In the previous section, we mentioned the four types of laser resurfacing, and now we will explain the differences between each type in detail.
Fractional ablative lasers primarily include Fractional Co2 laser and Erbium-YAG lasers. These lasers retain the effectiveness of traditional non-fractional lasers, but the fractional characteristics significantly reduce the skin’s discomfort. Although the side effects are reduced, some Asians have experienced side effects such as pigmentation after using these lasers.
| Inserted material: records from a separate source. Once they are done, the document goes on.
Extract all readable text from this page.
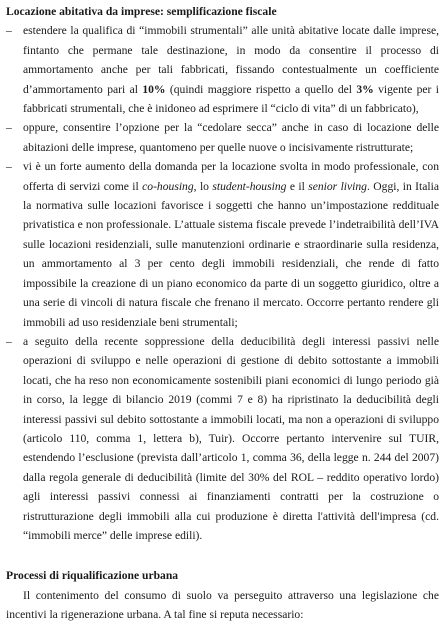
Locazione abitativa da imprese: semplificazione fiscale

– estendere la qualifica di “immobili strumentali” alle unità abitative locate dalle imprese, fintanto che permane tale destinazione, in modo da consentire il processo di ammortamento anche per tali fabbricati, fissando contestualmente un coefficiente d’ammortamento pari al 10% (quindi maggiore rispetto a quello del 3% vigente per i fabbricati strumentali, che è inidoneo ad esprimere il “ciclo di vita” di un fabbricato),
– oppure, consentire l’opzione per la “cedolare secca” anche in caso di locazione delle abitazioni delle imprese, quantomeno per quelle nuove o incisivamente ristrutturate;
– vi è un forte aumento della domanda per la locazione svolta in modo professionale, con offerta di servizi come il co-housing, lo student-housing e il senior living. Oggi, in Italia la normativa sulle locazioni favorisce i soggetti che hanno un’impostazione reddituale privatistica e non professionale. L’attuale sistema fiscale prevede l’indetraibilità dell’IVA sulle locazioni residenziali, sulle manutenzioni ordinarie e straordinarie sulla residenza, un ammortamento al 3 per cento degli immobili residenziali, che rende di fatto impossibile la creazione di un piano economico da parte di un soggetto giuridico, oltre a una serie di vincoli di natura fiscale che frenano il mercato. Occorre pertanto rendere gli immobili ad uso residenziale beni strumentali;
– a seguito della recente soppressione della deducibilità degli interessi passivi nelle operazioni di sviluppo e nelle operazioni di gestione di debito sottostante a immobili locati, che ha reso non economicamente sostenibili piani economici di lungo periodo già in corso, la legge di bilancio 2019 (commi 7 e 8) ha ripristinato la deducibilità degli interessi passivi sul debito sottostante a immobili locati, ma non a operazioni di sviluppo (articolo 110, comma 1, lettera b), Tuir). Occorre pertanto intervenire sul TUIR, estendendo l’esclusione (prevista dall’articolo 1, comma 36, della legge n. 244 del 2007) dalla regola generale di deducibilità (limite del 30% del ROL – reddito operativo lordo) agli interessi passivi connessi ai finanziamenti contratti per la costruzione o ristrutturazione degli immobili alla cui produzione è diretta l'attività dell'impresa (cd. “immobili merce” delle imprese edili).

Processi di riqualificazione urbana

Il contenimento del consumo di suolo va perseguito attraverso una legislazione che incentivi la rigenerazione urbana. A tal fine si reputa necessario:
Non-ablative fractional lasers – non-ablative means preserving the entire stratum corneum, and fractional means that each laser emits thousands of powerful laser beams, forming microthermal treatment zones. The entire skin is divided into several parts, and the entire treatment is completed step by step. The microthermal treatment zone is a tiny wound caused by the laser. These small wounds are surrounded by intact tissue, rather than removing the entire layer of skin (unlike traditional lasers). The body’s natural healing process is faster, replacing the problematic skin.
One of the non-ablative fractional lasers, Fraxel® laser resurfacing, is a high-energy fractional laser. It has wavelengths of 1550nm and 1927nm, which can treat skin problems at different depths. For example, 1927nm wavelength is used for surface color and texture, which can achieve the effect of reducing wrinkles and removing spots in the 0.25mm layer of the skin. As for deeper skin problems, such as wrinkles and scars, 1550nm wavelength is needed. The 1550nm wavelength can reach a depth of 0.5mm to 1.25mm, effectively improving deep problems. Even if the laser reaches the deep layer of the skin, the recovery is very fast, and the chances of pigmentation and scar proliferation are reduced.
Some non-fractional and non-ablative lasers, such as Aramis® using 1540nm wavelength, have lower energy output, so the effect is not significant.
If necessary, the doctor should determine which type of laser and degree to use for better results.